Democracy in Nigeria is fast deteriorating to a level where we, as a people, have become a laughing stock among the comity of nations. It is only in Nigeria that a court of competent jurisdiction would make a pronouncement and the government of the day would deliberately refuse to obey it.
The executive arm has succeeded in arrogating to itself the powers to make and adjudicate laws, a function constitutionally reserved for the legislative and judicial arms of government respectively. The situation playing out in our country is clearly making a mockery of the principle of separation of powers, as propounded by Lord Baron de Montesquieu. Separation of powers is a constitutional principle introduced to ensure that the three arms of government mentioned above are not concentrated in any single body, be it in functions, personnel or powers.

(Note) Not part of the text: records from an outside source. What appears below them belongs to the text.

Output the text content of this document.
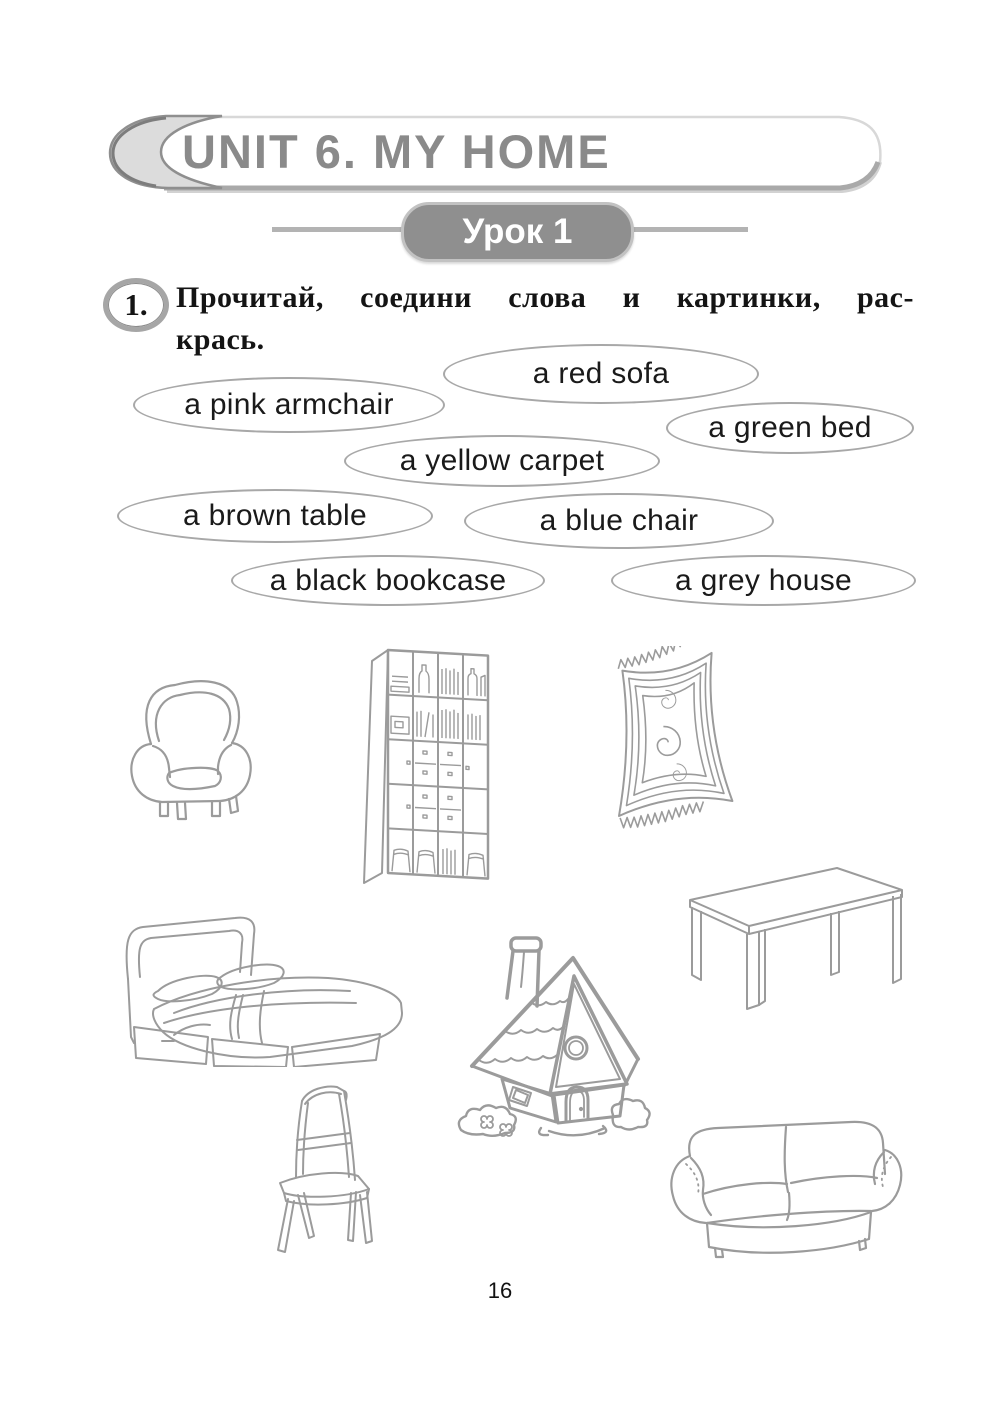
UNIT 6. MY HOME
Урок 1
1. Прочитай, соедини слова и картинки, рас-
крась.
a red sofa
a pink armchair
a green bed
a yellow carpet
a brown table	a blue chair
a black bookcase	a grey house
16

For the avoidance of doubt, the legislative arm is the lawmaking body, the executive implements the law, while the judiciary is saddled with the responsibility of interpreting the law and settling of disputes whenever they arise. It is intended to prevent the concentration of unchecked powers by providing “checks” and “balances” to avoid “autocracy” in a democratic setting like ours.
However, it is generally believed that the judiciary is the last hope of the common man, but when law officers are subjected to the law itself without any recourse to fair hearing and obvious interference from the executive arm, the common man may then have no choice, than to look up to God or resort to self-self for redress. Indeed, no man is above the law of the land, which is the grundnorm. No matter how highly placed an individual may be, they must subject themselves to the dictates and principles of the law.

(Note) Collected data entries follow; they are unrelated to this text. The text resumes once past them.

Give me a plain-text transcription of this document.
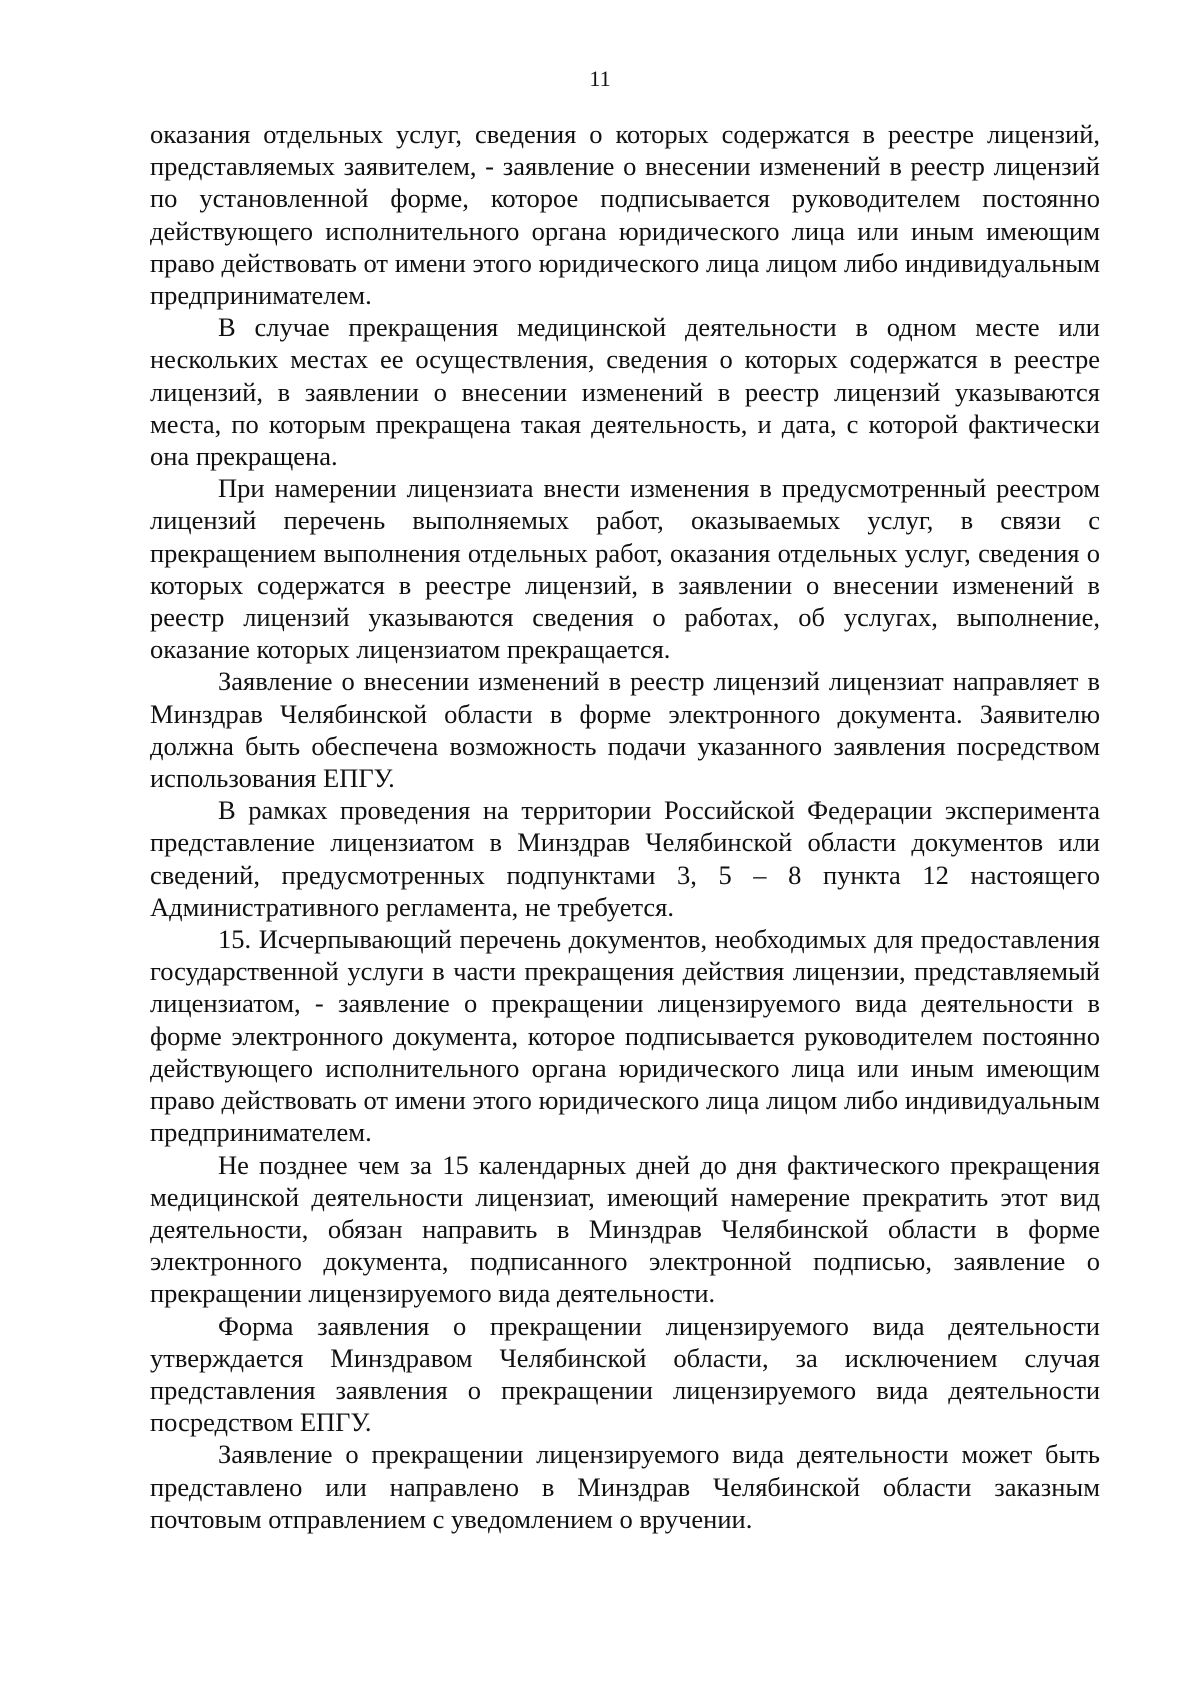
11

оказания отдельных услуг, сведения о которых содержатся в реестре лицензий, представляемых заявителем, - заявление о внесении изменений в реестр лицензий по установленной форме, которое подписывается руководителем постоянно действующего исполнительного органа юридического лица или иным имеющим право действовать от имени этого юридического лица лицом либо индивидуальным предпринимателем.

В случае прекращения медицинской деятельности в одном месте или нескольких местах ее осуществления, сведения о которых содержатся в реестре лицензий, в заявлении о внесении изменений в реестр лицензий указываются места, по которым прекращена такая деятельность, и дата, с которой фактически она прекращена.

При намерении лицензиата внести изменения в предусмотренный реестром лицензий перечень выполняемых работ, оказываемых услуг, в связи с прекращением выполнения отдельных работ, оказания отдельных услуг, сведения о которых содержатся в реестре лицензий, в заявлении о внесении изменений в реестр лицензий указываются сведения о работах, об услугах, выполнение, оказание которых лицензиатом прекращается.

Заявление о внесении изменений в реестр лицензий лицензиат направляет в Минздрав Челябинской области в форме электронного документа. Заявителю должна быть обеспечена возможность подачи указанного заявления посредством использования ЕПГУ.

В рамках проведения на территории Российской Федерации эксперимента представление лицензиатом в Минздрав Челябинской области документов или сведений, предусмотренных подпунктами 3, 5 – 8 пункта 12 настоящего Административного регламента, не требуется.

15. Исчерпывающий перечень документов, необходимых для предоставления государственной услуги в части прекращения действия лицензии, представляемый лицензиатом, - заявление о прекращении лицензируемого вида деятельности в форме электронного документа, которое подписывается руководителем постоянно действующего исполнительного органа юридического лица или иным имеющим право действовать от имени этого юридического лица лицом либо индивидуальным предпринимателем.

Не позднее чем за 15 календарных дней до дня фактического прекращения медицинской деятельности лицензиат, имеющий намерение прекратить этот вид деятельности, обязан направить в Минздрав Челябинской области в форме электронного документа, подписанного электронной подписью, заявление о прекращении лицензируемого вида деятельности.

Форма заявления о прекращении лицензируемого вида деятельности утверждается Минздравом Челябинской области, за исключением случая представления заявления о прекращении лицензируемого вида деятельности посредством ЕПГУ.

Заявление о прекращении лицензируемого вида деятельности может быть представлено или направлено в Минздрав Челябинской области заказным почтовым отправлением с уведомлением о вручении.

Recent events in our polity particularly in the judicial arm of government have, however, left a sour taste in the mouth of many citizens who approach the courts on a daily basis to seek one redress or the other. The invasion of the private residence of some judges, by security operatives in the middle of the night, some time ago, to the arrest and arraignment of some senior lawyers on corruption charges and very recently, the allegation and subsequent arraignment of the Chief Justice of Nigeria, Justice Walter Onnoghen, for alleged non-declaration of assets, clearly show the whole plot is designed to bring the judiciary as an institution to disrepute, which in my opinion is ill-conceived and highly despicable and should be condemned by every right-thinking Nigerian.
The consistent interference in the affairs of other arms of government by the executive must stop, if truly we want to practise democracy as a country. I must say this act is impinging seriously on the principle of separation of powers which is a key element in any flourishing democratic society. That is not to say the CJN cannot be prosecuted if indeed he has erred. The law remains the law and no man is above it.

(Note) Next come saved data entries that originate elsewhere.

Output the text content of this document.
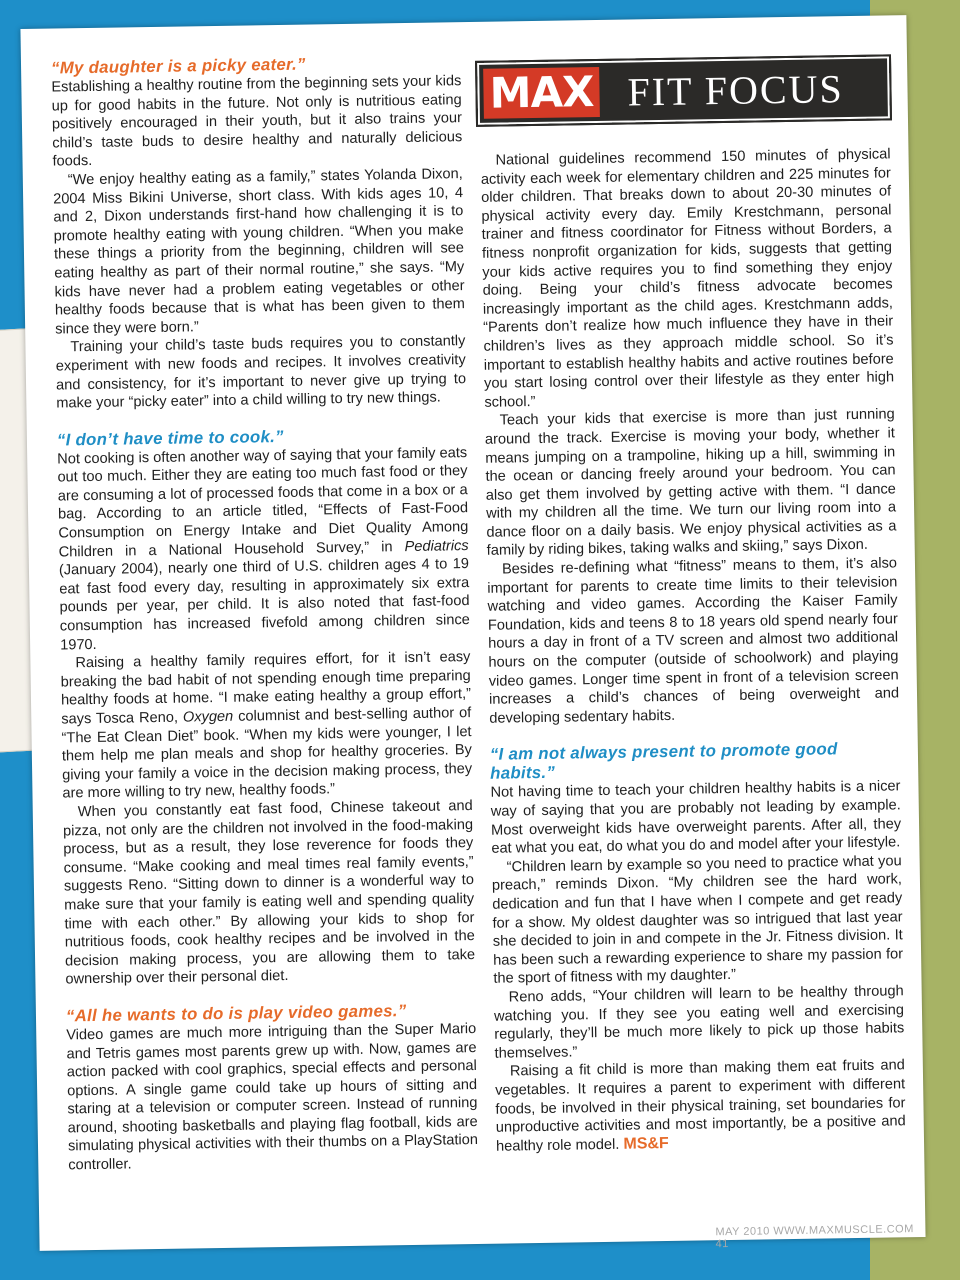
MAX FIT FOCUS
“My daughter is a picky eater.”

Establishing a healthy routine from the beginning sets your kids up for good habits in the future. Not only is nutritious eating positively encouraged in their youth, but it also trains your child’s taste buds to desire healthy and naturally delicious foods.

“We enjoy healthy eating as a family,” states Yolanda Dixon, 2004 Miss Bikini Universe, short class. With kids ages 10, 4 and 2, Dixon understands first-hand how challenging it is to promote healthy eating with young children. “When you make these things a priority from the beginning, children will see eating healthy as part of their normal routine,” she says. “My kids have never had a problem eating vegetables or other healthy foods because that is what has been given to them since they were born.”

Training your child’s taste buds requires you to constantly experiment with new foods and recipes. It involves creativity and consistency, for it’s important to never give up trying to make your “picky eater” into a child willing to try new things.

“I don’t have time to cook.”

Not cooking is often another way of saying that your family eats out too much. Either they are eating too much fast food or they are consuming a lot of processed foods that come in a box or a bag. According to an article titled, “Effects of Fast-Food Consumption on Energy Intake and Diet Quality Among Children in a National Household Survey,” in Pediatrics (January 2004), nearly one third of U.S. children ages 4 to 19 eat fast food every day, resulting in approximately six extra pounds per year, per child. It is also noted that fast-food consumption has increased fivefold among children since 1970.

Raising a healthy family requires effort, for it isn’t easy breaking the bad habit of not spending enough time preparing healthy foods at home. “I make eating healthy a group effort,” says Tosca Reno, Oxygen columnist and best-selling author of “The Eat Clean Diet” book. “When my kids were younger, I let them help me plan meals and shop for healthy groceries. By giving your family a voice in the decision making process, they are more willing to try new, healthy foods.”

When you constantly eat fast food, Chinese takeout and pizza, not only are the children not involved in the food-making process, but as a result, they lose reverence for foods they consume. “Make cooking and meal times real family events,” suggests Reno. “Sitting down to dinner is a wonderful way to make sure that your family is eating well and spending quality time with each other.” By allowing your kids to shop for nutritious foods, cook healthy recipes and be involved in the decision making process, you are allowing them to take ownership over their personal diet.

“All he wants to do is play video games.”

Video games are much more intriguing than the Super Mario and Tetris games most parents grew up with. Now, games are action packed with cool graphics, special effects and personal options. A single game could take up hours of sitting and staring at a television or computer screen. Instead of running around, shooting basketballs and playing flag football, kids are simulating physical activities with their thumbs on a PlayStation controller.

National guidelines recommend 150 minutes of physical activity each week for elementary children and 225 minutes for older children. That breaks down to about 20-30 minutes of physical activity every day. Emily Krestchmann, personal trainer and fitness coordinator for Fitness without Borders, a fitness nonprofit organization for kids, suggests that getting your kids active requires you to find something they enjoy doing. Being your child’s fitness advocate becomes increasingly important as the child ages. Krestchmann adds, “Parents don’t realize how much influence they have in their children’s lives as they approach middle school. So it’s important to establish healthy habits and active routines before you start losing control over their lifestyle as they enter high school.”

Teach your kids that exercise is more than just running around the track. Exercise is moving your body, whether it means jumping on a trampoline, hiking up a hill, swimming in the ocean or dancing freely around your bedroom. You can also get them involved by getting active with them. “I dance with my children all the time. We turn our living room into a dance floor on a daily basis. We enjoy physical activities as a family by riding bikes, taking walks and skiing,” says Dixon.

Besides re-defining what “fitness” means to them, it’s also important for parents to create time limits to their television watching and video games. According the Kaiser Family Foundation, kids and teens 8 to 18 years old spend nearly four hours a day in front of a TV screen and almost two additional hours on the computer (outside of schoolwork) and playing video games. Longer time spent in front of a television screen increases a child’s chances of being overweight and developing sedentary habits.

“I am not always present to promote good habits.”

Not having time to teach your children healthy habits is a nicer way of saying that you are probably not leading by example. Most overweight kids have overweight parents. After all, they eat what you eat, do what you do and model after your lifestyle.

“Children learn by example so you need to practice what you preach,” reminds Dixon. “My children see the hard work, dedication and fun that I have when I compete and get ready for a show. My oldest daughter was so intrigued that last year she decided to join in and compete in the Jr. Fitness division. It has been such a rewarding experience to share my passion for the sport of fitness with my daughter.”

Reno adds, “Your children will learn to be healthy through watching you. If they see you eating well and exercising regularly, they’ll be much more likely to pick up those habits themselves.”

Raising a fit child is more than making them eat fruits and vegetables. It requires a parent to experiment with different foods, be involved in their physical training, set boundaries for unproductive activities and most importantly, be a positive and healthy role model. MS&F

MAY 2010 WWW.MAXMUSCLE.COM 41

Fighting corruption is good, but it becomes bad when it is laden with political coloration, which tends to rubbish the whole anti-corruption framework. The fight against corruption should be holistic and systematic in nature. We must begin to build strong institutions as against building strong and powerful individuals, who end up running them as emperors of some sorts, that approach is no longer acceptable and will take us nowhere.
A constitutional democracy should be about the rule of law. Unfortunately, the political class in the country has so much fouled the political spaces such that no meaningful development can take place. The rule of law must be adhered to in order for us to build a sane society.
Undesirable and corrupt elements must be weeded out from all the arms of government and it must be fought without any form of bias. A member of the National Assembly, Senator Shehu Sani, once said: “When it comes to fighting corruption in the National Assembly and the Judiciary and in the larger Nigerian sectors, the President uses insecticide, but when it comes to fighting corruption within the Presidency, they use deodorants. We have a political atmosphere where you have a saintly and angelic Presidency and a devilish and evil society.”
There seems to be a well-orchestrated plan by some powerful political actors within the executive arm of government, who are bent on strangulating other arms of government into submission, by doing their bidding at all cost. A dangerous precedent is being set in our temple of justice system, if this ugly trend is not quickly checked; it might come back some day to haunt us as a nation. For me, this is politics taken too far!